Apparently it’s probably a small tear in lumbar 4-5 disc, back/left side, and the body's decided to put me in spasm - and various punctuation marks - because it knows what the consequence of further abuse in the area (so close to the spine) could be. A warning contained in a surge of pain. I’m more question mark than apostrophe at the moment.
“You could make a comparison with a cracked lip”, says Physio Joe. “While it isn't that serious, we all know it can be pretty painful....
The good news is that because it is more of a warning than catastrophic damage, it may improve quicker than you might otherwise expect. From apostrophe to exclamation mark in just a few days, then... Well, here’s hoping…

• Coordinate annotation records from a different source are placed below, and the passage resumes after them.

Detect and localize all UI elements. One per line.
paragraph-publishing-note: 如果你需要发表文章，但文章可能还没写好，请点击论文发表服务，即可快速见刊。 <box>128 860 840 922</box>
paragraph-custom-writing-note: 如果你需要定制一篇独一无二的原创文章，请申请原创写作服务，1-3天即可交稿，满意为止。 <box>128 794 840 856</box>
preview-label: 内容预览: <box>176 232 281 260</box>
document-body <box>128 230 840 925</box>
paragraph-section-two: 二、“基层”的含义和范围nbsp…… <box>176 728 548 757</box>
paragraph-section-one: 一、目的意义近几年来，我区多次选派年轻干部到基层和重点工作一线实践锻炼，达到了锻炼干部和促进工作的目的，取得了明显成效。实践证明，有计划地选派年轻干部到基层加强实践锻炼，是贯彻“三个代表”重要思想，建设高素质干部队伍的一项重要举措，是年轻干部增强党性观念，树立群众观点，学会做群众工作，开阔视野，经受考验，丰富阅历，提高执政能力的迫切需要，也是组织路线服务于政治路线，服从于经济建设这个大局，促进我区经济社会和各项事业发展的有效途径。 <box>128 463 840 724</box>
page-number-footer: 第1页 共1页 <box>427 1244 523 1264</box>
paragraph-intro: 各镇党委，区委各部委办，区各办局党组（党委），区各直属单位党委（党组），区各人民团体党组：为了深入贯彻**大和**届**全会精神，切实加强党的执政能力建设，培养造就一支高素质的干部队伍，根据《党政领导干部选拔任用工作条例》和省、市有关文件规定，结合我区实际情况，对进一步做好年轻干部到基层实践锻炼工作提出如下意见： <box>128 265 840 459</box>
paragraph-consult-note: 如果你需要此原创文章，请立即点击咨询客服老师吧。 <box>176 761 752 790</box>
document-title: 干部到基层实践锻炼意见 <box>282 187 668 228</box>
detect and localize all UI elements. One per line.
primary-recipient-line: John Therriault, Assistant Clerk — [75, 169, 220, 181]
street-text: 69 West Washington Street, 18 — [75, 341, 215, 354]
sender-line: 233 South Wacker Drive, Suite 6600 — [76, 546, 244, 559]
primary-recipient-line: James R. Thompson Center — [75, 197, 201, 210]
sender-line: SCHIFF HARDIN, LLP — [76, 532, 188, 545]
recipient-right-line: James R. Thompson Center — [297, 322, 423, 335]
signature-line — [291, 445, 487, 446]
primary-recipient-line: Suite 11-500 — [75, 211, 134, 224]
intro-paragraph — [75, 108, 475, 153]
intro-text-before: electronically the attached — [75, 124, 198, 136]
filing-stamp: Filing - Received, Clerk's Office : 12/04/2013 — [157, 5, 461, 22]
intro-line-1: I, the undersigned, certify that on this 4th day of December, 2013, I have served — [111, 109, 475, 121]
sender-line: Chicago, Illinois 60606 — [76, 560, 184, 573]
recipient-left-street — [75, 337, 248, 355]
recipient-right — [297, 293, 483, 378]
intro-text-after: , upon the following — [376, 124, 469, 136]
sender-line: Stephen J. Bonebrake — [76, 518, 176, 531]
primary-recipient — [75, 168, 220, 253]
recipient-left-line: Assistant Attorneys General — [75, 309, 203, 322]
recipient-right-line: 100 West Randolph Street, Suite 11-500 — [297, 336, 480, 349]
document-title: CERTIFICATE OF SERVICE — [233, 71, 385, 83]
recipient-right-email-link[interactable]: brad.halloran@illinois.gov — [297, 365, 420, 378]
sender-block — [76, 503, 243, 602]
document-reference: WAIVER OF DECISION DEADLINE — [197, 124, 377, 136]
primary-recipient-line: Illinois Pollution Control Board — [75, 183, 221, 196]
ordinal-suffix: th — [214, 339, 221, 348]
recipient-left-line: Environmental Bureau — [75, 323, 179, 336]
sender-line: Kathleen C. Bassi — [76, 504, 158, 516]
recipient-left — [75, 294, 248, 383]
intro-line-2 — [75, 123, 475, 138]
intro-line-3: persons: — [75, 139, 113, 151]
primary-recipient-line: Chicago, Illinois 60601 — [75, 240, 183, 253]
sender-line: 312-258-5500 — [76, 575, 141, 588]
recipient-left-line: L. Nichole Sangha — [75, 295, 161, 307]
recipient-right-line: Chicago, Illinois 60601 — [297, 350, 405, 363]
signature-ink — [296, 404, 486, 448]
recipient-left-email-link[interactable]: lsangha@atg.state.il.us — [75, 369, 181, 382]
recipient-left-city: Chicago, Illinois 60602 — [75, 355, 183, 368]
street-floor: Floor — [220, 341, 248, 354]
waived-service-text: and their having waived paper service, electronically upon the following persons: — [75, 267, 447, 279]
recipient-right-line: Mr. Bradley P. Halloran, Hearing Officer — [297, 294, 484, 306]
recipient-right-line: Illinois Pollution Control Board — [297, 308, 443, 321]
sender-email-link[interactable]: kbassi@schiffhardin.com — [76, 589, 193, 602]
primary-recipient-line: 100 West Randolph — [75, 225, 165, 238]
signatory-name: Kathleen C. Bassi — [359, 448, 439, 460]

You may note that there have not been many mentions of small and furry animals (see the Fat-Knacker's Repose), or autumn leaves (Lucky Autumn Leaves), in the journal lately (in fact that there has not much Journal at all lately – there’s something pleasurably tautological about not writing a non-training journal…), but you’ll be relieved to know that in fact that two moments involving them have occurred in recent weeks. I narrowly avoided a squirrel on a circuit of Richmond Park on the road bike recently. It was unwise enough to pause while crossing the road and look up at me. Then it went through a left-right, left-right comedy routine, wondering which way to run. It moved off just as I swept by and I only just avoided it. The other is that on the same day a leaf attached itself to my thigh as I was racing down Roehampton Lane. Blimey, a completely random piece of possible good luck. Who knows? Perhaps it’ll mean that for a month that no train will leave just as I arrive on the platform. Or that the meaningless low-grade torture of minor celebrities in Australia will instantly become as indefensible as Tyburn after 1783. Or finally that Katie Hopkins, mid-rant, might simply evanesce and evaporate, on the basis of the impossibility of such bad taste... Naturally I pocketed the leaf and I use it as a bookmark.
Oh, and by the way, if you dream occasionally of the desert (as opposed to dessert) then you’ll be pleased to know that the inaugural Marathon des Sables in Peru started yesterday.